Don Winslow est auteur très prolifique (21 best-sellers internationaux) et sa trilogie de La Griffe du chienCartel et La Frontière est en cours d’adaptation série par la chaîne FX.

Un podcast intéressant (du 17 novembre 2018) : Emission Mauvais Genre sur France Culture. Interview de Don Winslow par François Angelier

La Cité en flammes (City on fire, 2022) annonce le lancement d’une nouvelle trilogie sis à Providence, dans l’État de Rhode Island, 1986. Une transposition des épopées antiques : la ville de Providence est Troie incendiée par les Grecs. Danny Ryan, 29 ans, est docker. Intelligent, loyal et réservé, il n’a jamais vraiment trouvé sa place au sein du clan des Irlandais qui règne sur une partie de la ville. Son rêve  : fuir loin de cet endroit où il n’a pas d’avenir. Mais lorsque Paulie Moretti, mafieux d’une famille italienne jusque-là amie, s’affiche avec sa nouvelle conquête, Hélène de Troie des temps modernes, Danny se retrouve mêlé à une guerre sans merci à laquelle il ne peut échapper.
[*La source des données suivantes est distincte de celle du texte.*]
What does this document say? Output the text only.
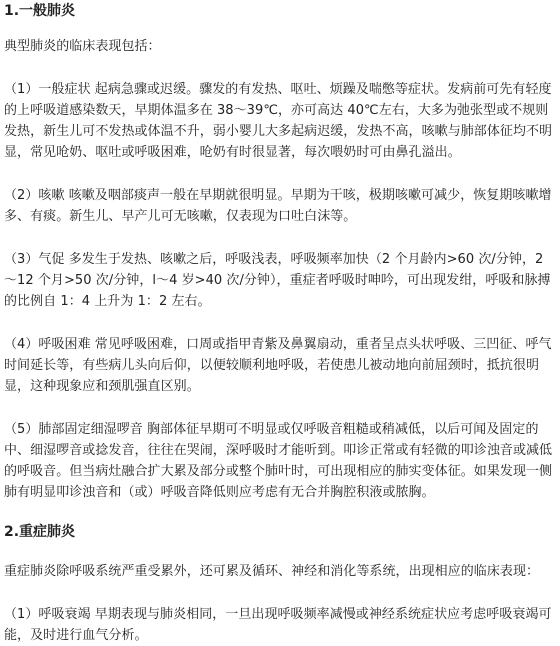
1.一般肺炎

典型肺炎的临床表现包括：

（1）一般症状 起病急骤或迟缓。骤发的有发热、呕吐、烦躁及喘憋等症状。发病前可先有轻度的上呼吸道感染数天，早期体温多在 38～39℃，亦可高达 40℃左右，大多为弛张型或不规则发热，新生儿可不发热或体温不升，弱小婴儿大多起病迟缓，发热不高，咳嗽与肺部体征均不明显，常见呛奶、呕吐或呼吸困难，呛奶有时很显著，每次喂奶时可由鼻孔溢出。

（2）咳嗽 咳嗽及咽部痰声一般在早期就很明显。早期为干咳，极期咳嗽可减少，恢复期咳嗽增多、有痰。新生儿、早产儿可无咳嗽，仅表现为口吐白沫等。

（3）气促 多发生于发热、咳嗽之后，呼吸浅表，呼吸频率加快（2 个月龄内>60 次/分钟，2～12 个月>50 次/分钟，l～4 岁>40 次/分钟），重症者呼吸时呻吟，可出现发绀，呼吸和脉搏的比例自 1：4 上升为 1：2 左右。

（4）呼吸困难 常见呼吸困难，口周或指甲青紫及鼻翼扇动，重者呈点头状呼吸、三凹征、呼气时间延长等，有些病儿头向后仰，以便较顺利地呼吸，若使患儿被动地向前屈颈时，抵抗很明显，这种现象应和颈肌强直区别。

（5）肺部固定细湿啰音 胸部体征早期可不明显或仅呼吸音粗糙或稍减低，以后可闻及固定的中、细湿啰音或捻发音，往往在哭闹，深呼吸时才能听到。叩诊正常或有轻微的叩诊浊音或减低的呼吸音。但当病灶融合扩大累及部分或整个肺叶时，可出现相应的肺实变体征。如果发现一侧肺有明显叩诊浊音和（或）呼吸音降低则应考虑有无合并胸腔积液或脓胸。

2.重症肺炎

重症肺炎除呼吸系统严重受累外，还可累及循环、神经和消化等系统，出现相应的临床表现：

（1）呼吸衰竭 早期表现与肺炎相同，一旦出现呼吸频率减慢或神经系统症状应考虑呼吸衰竭可能，及时进行血气分析。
Savages (2010), adapté au cinéma par Oliver Stone en 2012.

À découvrir ailleurs, dans la même ambiance

Police Fédérale Los Angeles (To Live and Die in L. A., 1985). Film américain de William Friedkin. Avec William L. Petersen, Willem Dafoe, John Pankow. Richard Chance est un flic tête brûlée, obsédé par la traque du faussaire Rick Masters. Le jour où son coéquipier est abattu alors qu’il menait une opération en solo, Chance va peu à peu dévier de la légalité pour parvenir à ses fins et régler ses comptes. Un des meilleurs Friedkin. Un film intense, emblématique des années 80.

Narc (2003). Film américain de Joe Carnahan. Avec Jason Patric, Ray Liotta, Chi McBride. Int -12 ans. Deux flics (dont un au bout du rouleau) enquêtent sur la mort d’un coéquipier. Un polar complexe et troublant avec deux acteurs rares.

Training Day (2001). Film américain d’Antoine Fuqua. Avec Denzel Washington, Ethan Hawke, Tom Berenger. Int -12 ans. Jake Hoyt est une nouvelle recrue de la police de Los Angeles. Mis à l’essai auprès du sergent-chef Alonzo Harris, un vétéran de la lutte antidrogue qui opère dans les quartiers les plus chauds de la ville, Jake va vivre une longue et périlleuse tournée. Un film d’action qui déménage. Efficace à n’en pas douter ! Deyx acteurs à leur top.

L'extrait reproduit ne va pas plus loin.